Global health experts are successfully applying task shifting to the treatment of depression. One specific, task-shifted form of talk therapy that has been developed is Group Interpersonal Therapy, or GIPT. True to its task-shifting roots, this modified form of talk therapy is facilitated by non-professionals. Unlike the aforementioned studies, GIPT was inspired by the second branch of talk therapy, interpersonal therapy. While interpersonal therapy is normally conducted one-on-one, GIPT operates in a group but focuses on improving human interaction to treat depression. In Uganda, GIPT sessions were led by locals who had undergone two weeks of training. The patients receiving GIPT drastically improved in comparison to the control group. Where the control group saw around a 40 percent reduction in depressive symptoms, the intervention group saw almost an 80 percent reduction.26 A New Jersey-based organization called Strong Minds implemented the GIPT intervention model from this study in other regions of Uganda. After sixteen weeks of group interpersonal therapy, Strong Minds saw incredible results: 94 to 97 percent of patients were found to be depression-free.27 Their mental health facilitators had been trained for just ten days in GIPT.

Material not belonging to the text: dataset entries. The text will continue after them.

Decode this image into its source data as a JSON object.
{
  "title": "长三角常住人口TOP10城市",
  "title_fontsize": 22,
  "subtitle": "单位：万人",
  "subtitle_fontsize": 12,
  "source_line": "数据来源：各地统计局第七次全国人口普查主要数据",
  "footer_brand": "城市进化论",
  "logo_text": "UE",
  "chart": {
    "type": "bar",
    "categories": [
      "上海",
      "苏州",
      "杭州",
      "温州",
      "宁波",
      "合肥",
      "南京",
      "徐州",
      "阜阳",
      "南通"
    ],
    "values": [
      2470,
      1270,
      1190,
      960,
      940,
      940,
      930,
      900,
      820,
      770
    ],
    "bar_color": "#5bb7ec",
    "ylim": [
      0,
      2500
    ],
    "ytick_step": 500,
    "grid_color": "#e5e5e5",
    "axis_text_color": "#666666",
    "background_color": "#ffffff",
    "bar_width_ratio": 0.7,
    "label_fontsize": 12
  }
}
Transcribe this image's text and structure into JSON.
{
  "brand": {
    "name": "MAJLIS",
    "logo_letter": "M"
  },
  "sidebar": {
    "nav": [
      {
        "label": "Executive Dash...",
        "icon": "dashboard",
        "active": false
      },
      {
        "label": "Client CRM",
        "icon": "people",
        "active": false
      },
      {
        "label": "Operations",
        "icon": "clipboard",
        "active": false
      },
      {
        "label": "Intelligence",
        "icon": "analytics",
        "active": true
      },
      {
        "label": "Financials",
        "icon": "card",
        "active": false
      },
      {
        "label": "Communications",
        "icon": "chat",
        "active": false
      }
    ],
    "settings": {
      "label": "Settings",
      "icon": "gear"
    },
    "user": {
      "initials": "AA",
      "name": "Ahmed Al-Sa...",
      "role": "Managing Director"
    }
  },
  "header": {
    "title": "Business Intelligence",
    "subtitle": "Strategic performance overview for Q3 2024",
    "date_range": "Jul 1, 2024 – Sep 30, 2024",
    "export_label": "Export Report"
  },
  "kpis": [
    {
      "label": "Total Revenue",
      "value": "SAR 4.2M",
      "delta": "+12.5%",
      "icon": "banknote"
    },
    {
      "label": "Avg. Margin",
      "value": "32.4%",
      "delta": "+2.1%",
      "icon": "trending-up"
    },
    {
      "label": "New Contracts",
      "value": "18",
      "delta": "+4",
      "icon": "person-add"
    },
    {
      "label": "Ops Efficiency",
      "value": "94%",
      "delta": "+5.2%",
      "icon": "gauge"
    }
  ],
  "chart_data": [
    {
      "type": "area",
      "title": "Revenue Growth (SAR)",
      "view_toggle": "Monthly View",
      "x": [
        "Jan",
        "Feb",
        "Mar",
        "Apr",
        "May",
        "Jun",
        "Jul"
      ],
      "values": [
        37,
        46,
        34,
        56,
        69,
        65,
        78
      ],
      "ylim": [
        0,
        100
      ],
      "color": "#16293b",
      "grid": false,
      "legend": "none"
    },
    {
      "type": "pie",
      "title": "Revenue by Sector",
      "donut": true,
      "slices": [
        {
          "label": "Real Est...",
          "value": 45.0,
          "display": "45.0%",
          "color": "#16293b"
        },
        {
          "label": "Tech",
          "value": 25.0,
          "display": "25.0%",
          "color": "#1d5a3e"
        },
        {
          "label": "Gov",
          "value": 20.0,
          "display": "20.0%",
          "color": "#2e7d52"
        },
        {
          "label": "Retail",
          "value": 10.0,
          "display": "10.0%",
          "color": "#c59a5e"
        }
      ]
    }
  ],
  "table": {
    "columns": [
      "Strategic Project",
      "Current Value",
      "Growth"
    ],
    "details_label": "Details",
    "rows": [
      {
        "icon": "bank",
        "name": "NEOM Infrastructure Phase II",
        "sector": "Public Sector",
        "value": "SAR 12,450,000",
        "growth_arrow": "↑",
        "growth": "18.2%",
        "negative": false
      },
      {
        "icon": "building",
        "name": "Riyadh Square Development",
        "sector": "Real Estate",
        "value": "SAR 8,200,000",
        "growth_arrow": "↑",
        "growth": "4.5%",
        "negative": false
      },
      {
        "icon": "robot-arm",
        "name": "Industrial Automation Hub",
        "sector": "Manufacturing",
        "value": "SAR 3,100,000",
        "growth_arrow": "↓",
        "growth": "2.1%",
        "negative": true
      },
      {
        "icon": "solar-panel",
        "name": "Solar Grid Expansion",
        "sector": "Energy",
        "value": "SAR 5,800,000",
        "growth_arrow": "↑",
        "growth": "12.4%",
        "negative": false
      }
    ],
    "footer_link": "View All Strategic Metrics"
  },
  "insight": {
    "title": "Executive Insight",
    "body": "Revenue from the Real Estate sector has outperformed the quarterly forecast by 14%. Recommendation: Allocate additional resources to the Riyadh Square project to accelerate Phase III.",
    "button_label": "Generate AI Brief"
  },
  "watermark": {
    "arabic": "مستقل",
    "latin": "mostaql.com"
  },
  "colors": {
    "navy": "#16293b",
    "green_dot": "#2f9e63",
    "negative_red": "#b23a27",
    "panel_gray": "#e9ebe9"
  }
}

Depression is global, medical issue – not just for citizens of the developed world, but also for millions of people in developing nations. Although depression may be misperceived as a “first-world problem,”22 it is an international problem and the world’s greatest burden of disease. For many residents of developing nations, life presents a host of unique triggers such as conflict and disease epidemics, in addition to more conventional and day-to-day challenges. As a result, depression in developing nations is equally prevalent as—and often more prevalent than—depression in wealthier nations. Developing nations also struggle with a great dearth in resources for mental healthcare, particularly trained and empathetic human resources. In order to combat depression in developing nations, task-shifting of cognitive behavioral and group interpersonal therapy to health workers is being tested and has proven highly effective in reducing depression and disability. Hopefully, as more treatment plans and ideas are implemented, depression can be tackled at a global scale so that mentally unwell people like Maggie and Aceh can receive the care they need, regardless of where they live.